A drag-down notification center. Predictive typing. Third-party keyboards. Apple’s been known to liberally borrow from Android, but it was the other way around today when Google announced support for fingerprint readers in the next major release of its mobile operating system.
At its developer conference in San Francisco, Google unveiled Android M, which will be available to the public in the third quarter.
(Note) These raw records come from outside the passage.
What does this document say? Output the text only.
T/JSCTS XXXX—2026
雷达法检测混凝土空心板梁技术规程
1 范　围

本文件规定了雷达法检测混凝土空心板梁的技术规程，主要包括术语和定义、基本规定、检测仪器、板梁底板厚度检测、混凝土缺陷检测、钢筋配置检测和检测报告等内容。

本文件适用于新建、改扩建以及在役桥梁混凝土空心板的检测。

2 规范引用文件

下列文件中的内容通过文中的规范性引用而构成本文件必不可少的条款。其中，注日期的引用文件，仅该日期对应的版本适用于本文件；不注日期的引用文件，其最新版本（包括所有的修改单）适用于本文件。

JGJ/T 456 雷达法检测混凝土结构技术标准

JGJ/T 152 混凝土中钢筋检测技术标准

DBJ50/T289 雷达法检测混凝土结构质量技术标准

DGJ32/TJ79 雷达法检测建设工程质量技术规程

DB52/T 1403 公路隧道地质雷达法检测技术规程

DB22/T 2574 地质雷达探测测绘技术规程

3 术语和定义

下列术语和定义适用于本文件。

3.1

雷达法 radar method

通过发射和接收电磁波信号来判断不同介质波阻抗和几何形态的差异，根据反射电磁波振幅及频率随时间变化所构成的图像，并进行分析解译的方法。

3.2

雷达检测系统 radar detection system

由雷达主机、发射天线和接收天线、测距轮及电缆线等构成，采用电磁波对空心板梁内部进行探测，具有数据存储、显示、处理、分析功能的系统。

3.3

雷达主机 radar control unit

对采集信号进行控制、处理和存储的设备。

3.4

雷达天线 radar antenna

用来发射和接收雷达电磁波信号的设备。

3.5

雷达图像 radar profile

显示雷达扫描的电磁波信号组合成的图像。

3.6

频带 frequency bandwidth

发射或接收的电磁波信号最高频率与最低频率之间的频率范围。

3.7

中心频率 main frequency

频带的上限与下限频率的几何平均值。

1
With it, people will be able to unlock their screens, confirm app downloads, and authorize in-store purchases using their fingerprints—all capabilities that currently exist in newer iPhones and iPads.
However, unlike Apple, Google is opening up the fingerprint scanner to third-party developers right off the bat—something it’s only able to do because Apple tested the waters.
In 2013, when Apple introduced Touch ID on the iPhone 5S, the company kept the fingerprint sensor on lockdown. It had to first convince people that the technology was secure—that prints were stored locally and impenetrable to hacks. But the novelty of such a sensor created a heightened sense of paranoid, leading people to wonder what would happen if someone lifted and replicated their prints—or even scarier, what would happen if someone chopped off their fingers.
Eventually those concerns dissipated, and the year after, when Apple released iOS 8, it introduced the ability to pay for purchases in store via fingerprint and opened up Touch ID to third-party developers. That meant apps, such as those from banks, no longer required users to type in cumbersome passwords on their phones now that they could securely verify people’s identities another way.
For Apple, the simplicity of Touch ID was critical to Apple Pay’s success—enough to get Samsung, PayPal, and Google scrambling. Google may have been an early player in mobile payments, but one of the reasons why Google Wallet failed, aside from mobile carriers blocking the app from their phones, was that it wasn’t simple to use. There were just too many steps: unlock smartphone, launch app, type in PIN, then tap to pay. Taking a page from Apple’s playbook, Google is now hoping the simplicity and security of a fingerprint can help Android Pay take off.